Vous tenez en vos mains l’intelligence et l’âme des enfants ; vous êtes responsables de la patrie. Les enfants qui vous sont confiés n’auront pas seulement à écrire et à déchiffrer une lettre, à lire une enseigne au coin d’une rue, à faire une addition et une multiplication. Ils sont Français et ils doivent connaître la France, sa géographie et son histoire : son corps et son âme. Ils seront citoyens et ils doivent savoir ce qu’est une démocratie libre, quels droits leur confère, quels devoirs leur impose la souveraineté de la nation. Enfin ils seront hommes, et il faut qu’ils aient une idée de l’homme, il faut qu’ils sachent quelle est la racine de toutes nos misères : l’égoïsme aux formes multiples ; quel est le principe de notre grandeur : la fierté unie à la tendresse.

Il faut qu’ils puissent se représenter à grands traits l’espèce humaine domptant peu à peu les brutalités de la nature et les brutalités de l’instinct, et qu’ils démêlent les éléments principaux de cette œuvre extraordinaire qui s’appelle la civilisation. Il faut leur montrer la grandeur de la pensée ; il faut leur enseigner le respect et le culte de l’âme en éveillant en eux le sentiment de l’infini qui est notre joie, et aussi notre force, car c’est par lui que nous triompherons du mal, de l’obscurité et de la mort.

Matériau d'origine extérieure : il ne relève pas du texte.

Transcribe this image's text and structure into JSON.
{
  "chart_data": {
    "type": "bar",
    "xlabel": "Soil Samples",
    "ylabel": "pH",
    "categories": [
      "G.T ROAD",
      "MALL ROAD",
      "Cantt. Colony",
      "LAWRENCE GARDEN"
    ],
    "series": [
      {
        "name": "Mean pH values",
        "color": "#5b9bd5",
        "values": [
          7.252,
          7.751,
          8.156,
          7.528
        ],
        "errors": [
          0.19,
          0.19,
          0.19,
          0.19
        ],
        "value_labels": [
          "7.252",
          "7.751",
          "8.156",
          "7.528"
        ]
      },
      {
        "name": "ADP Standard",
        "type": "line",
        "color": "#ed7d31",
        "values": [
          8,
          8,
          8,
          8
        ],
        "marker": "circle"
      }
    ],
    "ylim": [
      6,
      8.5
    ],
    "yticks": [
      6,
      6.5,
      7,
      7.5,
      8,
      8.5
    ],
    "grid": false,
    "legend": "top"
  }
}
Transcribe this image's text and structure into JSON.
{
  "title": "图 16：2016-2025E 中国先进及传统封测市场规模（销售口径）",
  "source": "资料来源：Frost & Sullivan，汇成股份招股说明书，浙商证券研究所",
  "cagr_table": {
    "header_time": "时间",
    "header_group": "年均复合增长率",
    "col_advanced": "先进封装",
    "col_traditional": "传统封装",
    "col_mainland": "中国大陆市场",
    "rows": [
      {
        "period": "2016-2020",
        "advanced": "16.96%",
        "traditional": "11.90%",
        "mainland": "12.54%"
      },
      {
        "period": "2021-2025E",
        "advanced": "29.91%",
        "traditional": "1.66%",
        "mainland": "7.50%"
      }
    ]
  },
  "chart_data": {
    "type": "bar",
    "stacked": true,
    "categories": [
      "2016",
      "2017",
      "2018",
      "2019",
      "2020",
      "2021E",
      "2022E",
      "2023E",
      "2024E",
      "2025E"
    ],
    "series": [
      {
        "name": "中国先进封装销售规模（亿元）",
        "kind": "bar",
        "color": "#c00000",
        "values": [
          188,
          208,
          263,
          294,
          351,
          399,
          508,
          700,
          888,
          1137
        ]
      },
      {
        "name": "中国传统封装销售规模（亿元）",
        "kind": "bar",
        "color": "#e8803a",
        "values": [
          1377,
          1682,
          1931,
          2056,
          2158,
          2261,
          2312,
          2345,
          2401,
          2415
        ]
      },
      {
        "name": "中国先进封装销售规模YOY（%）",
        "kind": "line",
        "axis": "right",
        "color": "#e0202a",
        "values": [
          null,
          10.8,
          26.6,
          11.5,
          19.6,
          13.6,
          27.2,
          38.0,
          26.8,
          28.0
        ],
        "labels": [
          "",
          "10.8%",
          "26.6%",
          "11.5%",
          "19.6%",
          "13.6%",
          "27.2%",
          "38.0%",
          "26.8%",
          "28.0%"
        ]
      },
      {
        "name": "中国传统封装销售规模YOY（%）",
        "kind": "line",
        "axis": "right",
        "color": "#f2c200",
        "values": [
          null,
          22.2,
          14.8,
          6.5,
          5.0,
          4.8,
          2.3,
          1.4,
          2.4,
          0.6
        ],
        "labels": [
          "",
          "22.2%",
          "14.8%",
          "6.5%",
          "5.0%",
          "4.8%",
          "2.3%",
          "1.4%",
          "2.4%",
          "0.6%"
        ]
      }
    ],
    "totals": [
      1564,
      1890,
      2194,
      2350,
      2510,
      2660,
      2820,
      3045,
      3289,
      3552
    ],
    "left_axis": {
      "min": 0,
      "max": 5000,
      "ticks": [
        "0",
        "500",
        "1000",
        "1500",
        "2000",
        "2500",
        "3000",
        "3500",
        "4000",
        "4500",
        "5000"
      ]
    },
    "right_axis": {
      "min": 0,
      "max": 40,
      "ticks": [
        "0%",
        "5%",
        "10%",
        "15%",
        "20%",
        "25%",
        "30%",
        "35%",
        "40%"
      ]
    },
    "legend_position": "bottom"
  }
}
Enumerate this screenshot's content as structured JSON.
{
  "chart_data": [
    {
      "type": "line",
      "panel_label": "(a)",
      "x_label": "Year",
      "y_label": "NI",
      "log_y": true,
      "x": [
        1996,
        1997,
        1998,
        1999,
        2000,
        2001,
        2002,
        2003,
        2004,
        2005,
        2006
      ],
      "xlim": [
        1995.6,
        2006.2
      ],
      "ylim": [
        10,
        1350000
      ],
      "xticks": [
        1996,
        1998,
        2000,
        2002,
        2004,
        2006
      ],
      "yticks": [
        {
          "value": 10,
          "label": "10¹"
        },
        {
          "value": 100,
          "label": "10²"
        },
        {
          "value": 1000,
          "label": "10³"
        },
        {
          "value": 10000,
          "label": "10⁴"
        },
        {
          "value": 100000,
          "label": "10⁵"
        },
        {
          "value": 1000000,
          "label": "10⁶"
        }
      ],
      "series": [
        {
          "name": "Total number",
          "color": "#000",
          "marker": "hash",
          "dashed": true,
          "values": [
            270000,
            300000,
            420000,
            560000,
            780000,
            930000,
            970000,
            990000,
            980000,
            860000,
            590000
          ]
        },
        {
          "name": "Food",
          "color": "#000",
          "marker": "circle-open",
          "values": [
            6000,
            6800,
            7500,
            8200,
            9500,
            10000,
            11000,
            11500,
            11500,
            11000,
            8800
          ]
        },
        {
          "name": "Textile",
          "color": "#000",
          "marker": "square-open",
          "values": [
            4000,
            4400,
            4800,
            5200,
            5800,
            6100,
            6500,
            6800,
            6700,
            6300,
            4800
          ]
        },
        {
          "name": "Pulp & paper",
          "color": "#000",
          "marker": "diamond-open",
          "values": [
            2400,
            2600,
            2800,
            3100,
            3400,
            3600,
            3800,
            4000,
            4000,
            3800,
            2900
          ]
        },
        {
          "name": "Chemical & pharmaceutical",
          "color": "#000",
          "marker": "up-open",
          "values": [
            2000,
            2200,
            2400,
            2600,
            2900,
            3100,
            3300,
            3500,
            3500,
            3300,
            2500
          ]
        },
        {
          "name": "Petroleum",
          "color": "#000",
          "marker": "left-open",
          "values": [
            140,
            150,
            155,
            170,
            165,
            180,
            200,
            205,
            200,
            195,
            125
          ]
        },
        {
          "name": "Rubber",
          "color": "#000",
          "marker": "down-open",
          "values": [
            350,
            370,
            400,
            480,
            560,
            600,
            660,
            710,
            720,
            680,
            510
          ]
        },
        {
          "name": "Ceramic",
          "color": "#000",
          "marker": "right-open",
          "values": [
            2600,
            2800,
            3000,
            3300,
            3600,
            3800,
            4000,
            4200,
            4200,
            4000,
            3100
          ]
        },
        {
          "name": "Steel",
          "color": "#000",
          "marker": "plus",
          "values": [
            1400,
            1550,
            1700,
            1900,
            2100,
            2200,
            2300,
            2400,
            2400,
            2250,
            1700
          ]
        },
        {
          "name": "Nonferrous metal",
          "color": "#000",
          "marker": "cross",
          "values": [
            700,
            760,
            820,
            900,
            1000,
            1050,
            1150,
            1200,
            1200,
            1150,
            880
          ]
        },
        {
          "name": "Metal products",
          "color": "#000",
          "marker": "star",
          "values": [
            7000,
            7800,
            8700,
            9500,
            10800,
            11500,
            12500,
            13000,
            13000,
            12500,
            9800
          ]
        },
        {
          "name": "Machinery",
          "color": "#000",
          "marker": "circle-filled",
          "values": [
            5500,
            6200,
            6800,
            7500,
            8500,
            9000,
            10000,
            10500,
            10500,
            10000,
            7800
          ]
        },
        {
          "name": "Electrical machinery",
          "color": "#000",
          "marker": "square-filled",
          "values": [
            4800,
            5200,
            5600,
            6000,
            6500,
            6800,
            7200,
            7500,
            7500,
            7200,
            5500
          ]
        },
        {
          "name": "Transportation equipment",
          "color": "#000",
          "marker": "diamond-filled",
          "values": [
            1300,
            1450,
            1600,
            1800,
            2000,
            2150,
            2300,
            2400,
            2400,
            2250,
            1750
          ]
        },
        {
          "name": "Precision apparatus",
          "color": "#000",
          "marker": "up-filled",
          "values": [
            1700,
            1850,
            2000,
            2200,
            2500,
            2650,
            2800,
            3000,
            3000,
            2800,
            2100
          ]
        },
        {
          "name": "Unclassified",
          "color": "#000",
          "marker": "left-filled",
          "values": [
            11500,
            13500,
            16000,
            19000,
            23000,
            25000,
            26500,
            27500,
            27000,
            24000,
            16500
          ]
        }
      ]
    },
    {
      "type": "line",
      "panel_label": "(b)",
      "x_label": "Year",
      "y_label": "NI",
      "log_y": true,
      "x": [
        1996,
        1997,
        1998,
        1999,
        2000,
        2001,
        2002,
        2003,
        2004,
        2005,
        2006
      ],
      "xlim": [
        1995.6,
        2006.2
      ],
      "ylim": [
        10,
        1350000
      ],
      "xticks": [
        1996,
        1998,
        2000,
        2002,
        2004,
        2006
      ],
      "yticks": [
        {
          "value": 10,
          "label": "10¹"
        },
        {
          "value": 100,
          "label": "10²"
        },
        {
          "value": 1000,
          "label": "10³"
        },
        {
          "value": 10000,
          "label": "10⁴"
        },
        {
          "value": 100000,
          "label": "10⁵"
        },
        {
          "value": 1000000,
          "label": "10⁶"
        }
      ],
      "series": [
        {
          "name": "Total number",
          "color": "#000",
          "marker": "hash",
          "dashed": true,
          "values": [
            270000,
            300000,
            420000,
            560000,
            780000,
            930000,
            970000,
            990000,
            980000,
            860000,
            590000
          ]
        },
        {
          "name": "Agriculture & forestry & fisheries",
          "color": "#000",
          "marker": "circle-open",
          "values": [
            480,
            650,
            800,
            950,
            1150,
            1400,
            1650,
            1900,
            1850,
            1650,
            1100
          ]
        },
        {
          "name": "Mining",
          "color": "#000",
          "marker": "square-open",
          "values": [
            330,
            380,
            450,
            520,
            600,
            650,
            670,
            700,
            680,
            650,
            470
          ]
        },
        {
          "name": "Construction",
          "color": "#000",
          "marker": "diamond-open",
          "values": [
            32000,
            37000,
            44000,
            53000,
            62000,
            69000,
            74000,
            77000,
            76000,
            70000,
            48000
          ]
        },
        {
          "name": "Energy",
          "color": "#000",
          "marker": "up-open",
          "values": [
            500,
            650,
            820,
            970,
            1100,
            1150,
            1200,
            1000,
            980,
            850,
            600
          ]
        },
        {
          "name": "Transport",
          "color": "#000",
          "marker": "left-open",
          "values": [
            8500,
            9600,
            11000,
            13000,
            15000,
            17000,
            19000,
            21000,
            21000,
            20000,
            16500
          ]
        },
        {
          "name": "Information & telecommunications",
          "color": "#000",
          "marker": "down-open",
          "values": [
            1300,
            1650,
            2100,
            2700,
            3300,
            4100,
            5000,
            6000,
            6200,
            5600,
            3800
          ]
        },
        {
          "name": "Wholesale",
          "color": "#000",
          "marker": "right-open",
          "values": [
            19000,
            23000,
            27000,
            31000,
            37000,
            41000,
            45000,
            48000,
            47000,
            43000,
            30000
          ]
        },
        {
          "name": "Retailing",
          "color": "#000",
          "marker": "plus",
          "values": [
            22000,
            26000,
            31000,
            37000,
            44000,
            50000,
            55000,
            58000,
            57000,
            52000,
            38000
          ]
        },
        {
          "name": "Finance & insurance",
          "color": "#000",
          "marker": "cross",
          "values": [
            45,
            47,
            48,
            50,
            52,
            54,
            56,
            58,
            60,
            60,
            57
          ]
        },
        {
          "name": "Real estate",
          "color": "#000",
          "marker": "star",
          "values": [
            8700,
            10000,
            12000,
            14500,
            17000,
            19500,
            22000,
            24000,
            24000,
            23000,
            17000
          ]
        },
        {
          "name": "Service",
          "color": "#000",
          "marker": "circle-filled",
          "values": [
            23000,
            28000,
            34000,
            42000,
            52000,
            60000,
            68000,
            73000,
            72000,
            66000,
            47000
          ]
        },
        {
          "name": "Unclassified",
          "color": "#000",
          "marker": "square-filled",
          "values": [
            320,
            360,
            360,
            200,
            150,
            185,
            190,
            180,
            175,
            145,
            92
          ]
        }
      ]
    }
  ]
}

Eh quoi ! Tout cela à des enfants ! — Oui, tout cela, si vous ne voulez pas fabriquer simplement des machines à épeler. Je sais quelles sont les difficultés de la tâche. Vous gardez vos écoliers peu d’années et ils ne sont point toujours assidus, surtout à la campagne. Ils oublient l’été le peu qu’ils ont appris l’hiver. Ils font souvent, au sortir de l’école, des rechutes profondes d’ignorance et de paresse d’esprit, et je plaindrais ceux d’entre vous qui ont pour l’éducation des enfants du peuple une grande ambition, si cette grande ambition ne supposait un grand courage. […]

Sachant bien lire, l’écolier, qui est très curieux, aurait bien vite, avec sept ou huit livres choisis, une idée, très générale, il est vrai, mais très haute de l’histoire de l’espèce humaine, de la structure du monde, de l’histoire propre de la terre dans le monde, du rôle propre de la France dans l’humanité. Le maître doit intervenir pour aider ce premier travail de l’esprit ; il n’est pas nécessaire qu’il dise beaucoup, qu’il fasse de longues leçons ; il suffit que tous les détails qu’il leur donnera concourent nettement à un tableau d’ensemble. De ce que l’on sait de l’homme primitif à l’homme d’aujourd’hui, quelle prodigieuse transformation ! et comme il est aisé à l’instituteur, en quelques traits, de faire sentir à l’enfant l’effort inouï de la pensée humaine ! […]

Je dis donc aux maîtres, pour me résumer : lorsque d’une part vous aurez appris aux enfants à lire à fond, et lorsque d’autre part, en quelques causeries familières et graves, vous leur aurez parlé des grandes choses qui intéressent la pensée et la conscience humaine, vous aurez fait sans peine en quelques années œuvre complète d’éducateurs. Dans chaque intelligence il y aura un sommet, et, ce jour-là, bien des choses changeront. »

Jean Jaurès, La Dépêche, journal de la démocratie du midi, 15 janvier 1888.